I hadn’t realized it until I was doing some research last night, but chronic pain carries stigma, too, especially when the cause of the pain is invisible.  My children don’t believe that I have as much pain as I do, and my daughter actually accused me of being a drug-seeker last month.  It can be hard at work, because without daily external reminders, people don’t understand why suddenly I need to work from home for a couple days, I can sometimes feel like I’m perceived as a slacker, lazy, unproductive, when I am struggling to give my company the same level of work that I’ve always given before.  My son shakes his head at me when I hire someone to mow my lawn or to take care of other garden chores that I’m just not physically able to cope with.  I get accusing looks when I turn down an invitation to something, because I’ve weighed the fun against the cost I will have to pay the next day in pain and sleep-inducing medications and associated brain-fog.

Yes, some of the stigma is internalized, and I have to admit that sometimes I’ve made poor decisions because I was more concerned about what someone else would think than about the pain I would experience.  In my marriage, I’d learned to conceal evidence of pain and suffering, because talking about it or showing it in my movements or expressions would get me comments like you’re such a drama queen, or you’re defective – I should trade you in on a newer model, or I wish you’d stop that, nobody feels sorry for you.  And of course, there’s all that conditioning we get about being a good sport and being a team player and (especially for women) taking care of others.

It can be so hard to break out of those ways of thinking, and be honest and authentic.  Heck – I don’t do a very good job of revealing or talking about my pain with my own doctors!  When I was admitted to the psychiatric hospital in 1998, the recreation therapist came into my room a couple days later and apologized for not doing her intake interview with me earlier.  She said, you always say hi and are so happy to see us, and we forget that you’re here for depression; but I thought, I know warriormare, and she may be smiling and talking with me, but she’s feeling really bad behind that smiling face.  And she was right.  Even in the psychiatric hospital after attempting suicide, I still had to be the sunny happy person that I thought everyone expected to see.  I couldn’t express my deep sadness and pain, much less my anger.  It took time to be able to let those things show at all, much less to the depth that I was feeling them.

I don’t know how to combat stigma, other than by combatting ignorance.  The problem is, when you are already stigmatized, you become suspect, and people trust knowledge that comes from you less.  Even if you hand them articles from peer-reviewed medical journals, books or websites written by experts in the field, you can still walk away frustrated.

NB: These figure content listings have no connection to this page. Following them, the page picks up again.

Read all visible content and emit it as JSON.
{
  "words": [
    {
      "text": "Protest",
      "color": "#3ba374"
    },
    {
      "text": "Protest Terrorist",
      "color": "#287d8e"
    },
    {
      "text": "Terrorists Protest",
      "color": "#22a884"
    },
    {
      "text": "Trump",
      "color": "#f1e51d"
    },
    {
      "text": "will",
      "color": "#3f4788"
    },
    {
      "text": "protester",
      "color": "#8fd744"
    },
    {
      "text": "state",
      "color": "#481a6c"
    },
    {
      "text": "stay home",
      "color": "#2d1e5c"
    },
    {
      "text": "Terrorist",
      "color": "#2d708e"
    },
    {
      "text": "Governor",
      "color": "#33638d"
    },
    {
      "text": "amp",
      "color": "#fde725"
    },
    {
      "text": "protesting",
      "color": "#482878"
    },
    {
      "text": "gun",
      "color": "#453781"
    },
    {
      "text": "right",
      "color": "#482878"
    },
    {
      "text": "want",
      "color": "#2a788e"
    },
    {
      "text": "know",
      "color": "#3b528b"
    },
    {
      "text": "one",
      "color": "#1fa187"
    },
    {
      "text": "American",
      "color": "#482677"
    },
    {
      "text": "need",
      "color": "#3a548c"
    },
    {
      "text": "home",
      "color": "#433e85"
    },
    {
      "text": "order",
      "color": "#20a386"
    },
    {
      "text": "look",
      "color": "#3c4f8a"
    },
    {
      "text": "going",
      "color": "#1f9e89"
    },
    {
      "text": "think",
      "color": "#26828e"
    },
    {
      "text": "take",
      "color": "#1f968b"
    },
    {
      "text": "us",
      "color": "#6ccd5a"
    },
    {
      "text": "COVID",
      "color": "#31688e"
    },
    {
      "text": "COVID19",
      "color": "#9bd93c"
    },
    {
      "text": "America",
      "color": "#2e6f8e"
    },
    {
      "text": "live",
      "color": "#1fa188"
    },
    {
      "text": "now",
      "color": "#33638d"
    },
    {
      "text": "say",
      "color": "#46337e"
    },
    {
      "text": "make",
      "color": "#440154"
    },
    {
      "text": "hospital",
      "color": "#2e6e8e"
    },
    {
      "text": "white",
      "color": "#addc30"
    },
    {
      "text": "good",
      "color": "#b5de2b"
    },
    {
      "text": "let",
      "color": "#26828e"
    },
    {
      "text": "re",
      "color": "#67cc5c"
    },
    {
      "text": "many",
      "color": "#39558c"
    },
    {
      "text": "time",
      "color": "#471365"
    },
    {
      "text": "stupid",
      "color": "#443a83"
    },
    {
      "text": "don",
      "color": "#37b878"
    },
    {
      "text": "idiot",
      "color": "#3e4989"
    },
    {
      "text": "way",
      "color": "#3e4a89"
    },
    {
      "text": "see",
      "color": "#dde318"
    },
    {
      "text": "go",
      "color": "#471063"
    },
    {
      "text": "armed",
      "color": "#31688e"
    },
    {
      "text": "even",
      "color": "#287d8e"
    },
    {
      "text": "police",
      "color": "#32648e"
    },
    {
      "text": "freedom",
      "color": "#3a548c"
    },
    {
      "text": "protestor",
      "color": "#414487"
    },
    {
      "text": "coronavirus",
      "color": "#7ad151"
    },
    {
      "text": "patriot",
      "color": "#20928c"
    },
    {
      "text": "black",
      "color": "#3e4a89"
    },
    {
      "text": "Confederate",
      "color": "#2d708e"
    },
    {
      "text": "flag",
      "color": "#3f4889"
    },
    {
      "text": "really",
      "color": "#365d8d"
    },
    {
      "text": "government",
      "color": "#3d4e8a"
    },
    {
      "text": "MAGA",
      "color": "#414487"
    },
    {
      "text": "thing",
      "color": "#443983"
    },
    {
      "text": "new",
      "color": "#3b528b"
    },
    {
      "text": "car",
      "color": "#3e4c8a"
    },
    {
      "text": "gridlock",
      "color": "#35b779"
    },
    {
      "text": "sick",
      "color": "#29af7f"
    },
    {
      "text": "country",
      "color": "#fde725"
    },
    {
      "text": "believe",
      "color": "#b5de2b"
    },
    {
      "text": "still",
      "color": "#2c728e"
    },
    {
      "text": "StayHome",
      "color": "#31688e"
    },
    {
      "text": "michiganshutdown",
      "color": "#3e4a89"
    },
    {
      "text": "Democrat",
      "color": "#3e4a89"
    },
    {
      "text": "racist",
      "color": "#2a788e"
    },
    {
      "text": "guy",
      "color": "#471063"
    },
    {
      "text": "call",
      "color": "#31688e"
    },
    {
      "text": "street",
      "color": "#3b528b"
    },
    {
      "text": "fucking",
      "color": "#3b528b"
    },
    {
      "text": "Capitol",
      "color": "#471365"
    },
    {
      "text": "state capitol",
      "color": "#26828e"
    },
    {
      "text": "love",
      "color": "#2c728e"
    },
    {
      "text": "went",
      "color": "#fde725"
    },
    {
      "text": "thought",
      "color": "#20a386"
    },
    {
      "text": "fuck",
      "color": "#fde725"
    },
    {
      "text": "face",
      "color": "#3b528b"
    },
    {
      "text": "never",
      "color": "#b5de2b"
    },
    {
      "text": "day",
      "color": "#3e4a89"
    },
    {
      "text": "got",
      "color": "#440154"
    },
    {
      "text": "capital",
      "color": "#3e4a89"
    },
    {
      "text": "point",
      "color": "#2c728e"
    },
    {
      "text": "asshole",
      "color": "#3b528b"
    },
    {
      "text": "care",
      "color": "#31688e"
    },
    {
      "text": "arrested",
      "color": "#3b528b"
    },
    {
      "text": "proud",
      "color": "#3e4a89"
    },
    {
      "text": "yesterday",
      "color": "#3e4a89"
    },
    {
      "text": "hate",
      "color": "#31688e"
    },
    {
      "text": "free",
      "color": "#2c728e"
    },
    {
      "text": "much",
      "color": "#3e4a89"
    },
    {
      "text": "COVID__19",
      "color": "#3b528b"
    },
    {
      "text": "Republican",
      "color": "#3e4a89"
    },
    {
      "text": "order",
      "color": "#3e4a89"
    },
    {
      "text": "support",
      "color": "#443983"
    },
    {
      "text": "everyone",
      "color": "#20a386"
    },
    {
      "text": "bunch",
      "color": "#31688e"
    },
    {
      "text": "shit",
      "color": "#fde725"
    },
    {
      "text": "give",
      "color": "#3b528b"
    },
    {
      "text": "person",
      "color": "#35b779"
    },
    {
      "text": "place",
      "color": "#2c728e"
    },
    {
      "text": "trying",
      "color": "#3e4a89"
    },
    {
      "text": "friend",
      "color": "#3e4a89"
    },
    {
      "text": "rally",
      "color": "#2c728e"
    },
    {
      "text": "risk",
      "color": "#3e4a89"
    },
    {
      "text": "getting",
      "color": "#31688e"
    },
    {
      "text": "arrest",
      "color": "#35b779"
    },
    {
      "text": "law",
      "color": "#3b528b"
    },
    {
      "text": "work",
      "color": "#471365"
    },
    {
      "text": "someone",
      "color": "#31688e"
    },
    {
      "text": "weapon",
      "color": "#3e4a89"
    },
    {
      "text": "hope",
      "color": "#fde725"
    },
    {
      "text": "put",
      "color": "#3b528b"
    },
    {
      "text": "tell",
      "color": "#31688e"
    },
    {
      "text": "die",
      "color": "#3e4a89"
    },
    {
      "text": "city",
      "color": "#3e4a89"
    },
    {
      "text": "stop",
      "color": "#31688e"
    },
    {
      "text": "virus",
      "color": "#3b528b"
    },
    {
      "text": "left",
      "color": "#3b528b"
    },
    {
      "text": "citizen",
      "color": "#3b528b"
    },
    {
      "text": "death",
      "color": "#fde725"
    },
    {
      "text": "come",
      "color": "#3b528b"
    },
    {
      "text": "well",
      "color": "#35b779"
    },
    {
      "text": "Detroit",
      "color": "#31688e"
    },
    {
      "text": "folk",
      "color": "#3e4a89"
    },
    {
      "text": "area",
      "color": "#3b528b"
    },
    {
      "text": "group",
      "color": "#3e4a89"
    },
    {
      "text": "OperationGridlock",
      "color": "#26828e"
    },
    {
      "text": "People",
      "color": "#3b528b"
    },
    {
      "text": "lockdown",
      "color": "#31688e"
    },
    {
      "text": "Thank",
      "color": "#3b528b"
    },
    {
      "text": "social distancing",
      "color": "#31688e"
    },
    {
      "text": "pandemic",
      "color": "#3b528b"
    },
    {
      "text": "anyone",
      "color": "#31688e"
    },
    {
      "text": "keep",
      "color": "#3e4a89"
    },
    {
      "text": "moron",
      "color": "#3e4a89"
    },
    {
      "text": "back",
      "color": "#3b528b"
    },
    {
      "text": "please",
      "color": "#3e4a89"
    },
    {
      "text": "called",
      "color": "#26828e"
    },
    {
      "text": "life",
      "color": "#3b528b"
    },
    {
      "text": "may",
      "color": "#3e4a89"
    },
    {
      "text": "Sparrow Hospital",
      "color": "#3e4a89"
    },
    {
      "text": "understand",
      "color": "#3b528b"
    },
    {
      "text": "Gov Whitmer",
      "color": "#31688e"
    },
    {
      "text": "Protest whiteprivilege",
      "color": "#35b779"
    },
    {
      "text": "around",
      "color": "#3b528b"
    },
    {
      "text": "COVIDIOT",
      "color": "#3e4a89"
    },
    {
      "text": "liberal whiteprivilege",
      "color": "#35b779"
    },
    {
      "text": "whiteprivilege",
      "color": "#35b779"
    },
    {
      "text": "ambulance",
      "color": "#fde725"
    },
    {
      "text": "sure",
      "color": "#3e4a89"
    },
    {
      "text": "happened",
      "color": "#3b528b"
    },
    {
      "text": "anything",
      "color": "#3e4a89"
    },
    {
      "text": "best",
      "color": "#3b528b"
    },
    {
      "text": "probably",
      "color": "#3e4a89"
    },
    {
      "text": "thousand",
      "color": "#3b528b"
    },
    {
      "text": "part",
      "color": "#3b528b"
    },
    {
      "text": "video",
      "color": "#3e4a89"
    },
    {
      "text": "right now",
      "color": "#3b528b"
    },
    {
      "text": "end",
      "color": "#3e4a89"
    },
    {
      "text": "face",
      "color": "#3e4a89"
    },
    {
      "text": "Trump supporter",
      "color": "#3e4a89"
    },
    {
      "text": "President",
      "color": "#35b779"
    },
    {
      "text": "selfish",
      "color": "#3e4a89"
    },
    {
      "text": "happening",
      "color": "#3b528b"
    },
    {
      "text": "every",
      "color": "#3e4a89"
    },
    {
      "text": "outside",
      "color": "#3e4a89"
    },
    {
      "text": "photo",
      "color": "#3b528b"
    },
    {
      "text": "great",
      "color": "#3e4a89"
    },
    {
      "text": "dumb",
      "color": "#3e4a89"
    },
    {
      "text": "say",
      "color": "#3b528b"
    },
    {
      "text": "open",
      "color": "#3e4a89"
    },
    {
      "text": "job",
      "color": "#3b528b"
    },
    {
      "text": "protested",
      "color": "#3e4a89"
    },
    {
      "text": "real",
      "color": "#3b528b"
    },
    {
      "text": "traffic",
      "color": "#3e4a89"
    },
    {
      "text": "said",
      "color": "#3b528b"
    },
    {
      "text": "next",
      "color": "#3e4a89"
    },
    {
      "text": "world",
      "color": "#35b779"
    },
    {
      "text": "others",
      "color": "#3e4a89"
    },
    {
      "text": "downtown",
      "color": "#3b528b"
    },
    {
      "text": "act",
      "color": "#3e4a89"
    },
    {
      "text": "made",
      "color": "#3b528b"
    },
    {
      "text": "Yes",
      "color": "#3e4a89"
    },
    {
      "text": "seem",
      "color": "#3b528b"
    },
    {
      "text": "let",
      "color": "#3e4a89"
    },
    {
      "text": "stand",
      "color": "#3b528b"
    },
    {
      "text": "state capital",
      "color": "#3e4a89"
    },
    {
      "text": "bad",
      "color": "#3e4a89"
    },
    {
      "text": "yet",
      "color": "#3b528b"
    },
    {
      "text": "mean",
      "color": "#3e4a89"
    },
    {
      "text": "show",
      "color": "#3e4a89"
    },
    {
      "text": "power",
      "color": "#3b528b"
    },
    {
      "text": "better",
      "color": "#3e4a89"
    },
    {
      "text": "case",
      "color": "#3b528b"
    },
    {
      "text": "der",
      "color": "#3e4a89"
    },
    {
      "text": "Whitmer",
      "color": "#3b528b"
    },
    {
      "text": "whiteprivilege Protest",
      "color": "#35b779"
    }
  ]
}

For now, though, I’ll hang around with some of the other defective folks, the people who know their own brokenness and can allow that vulnerability to give birth to intimacy and relationship.  But it is hard dealing with the ignorant, the perpetuators of stigma, and it gets tiring after a while.

Most blessed Jesus, you came to earth as a human and walked your journey in this flawed and broken world.  You were reviled as a heretic and a blasphemer, and shunned by the authorities of your time.  You recognize ignorance and know how it feels to be stigmatized.  Hold us in your arms, dear brother, and fill our broken places with love.  Shine your light and truth on those who are ignorant, those who stigmatize their brothers and sisters, and help them to find the knowledge and truth that will free them from their anger and pain.  I ask these things in your name, Jesus Christ, who is one with the Father and the Holy Spirit. Amen.


2 thoughts on “Stigma

  1. Hi! This is stabbitydeath. I subscribed to your blog… you’re welcome to check out my Livejournal but I don’t know how interesting it is if you’re not friended. 🙂

    The ignorant are the worst, especially when dealing with chronic pain that’s not obvious. I get where you’re coming from on that.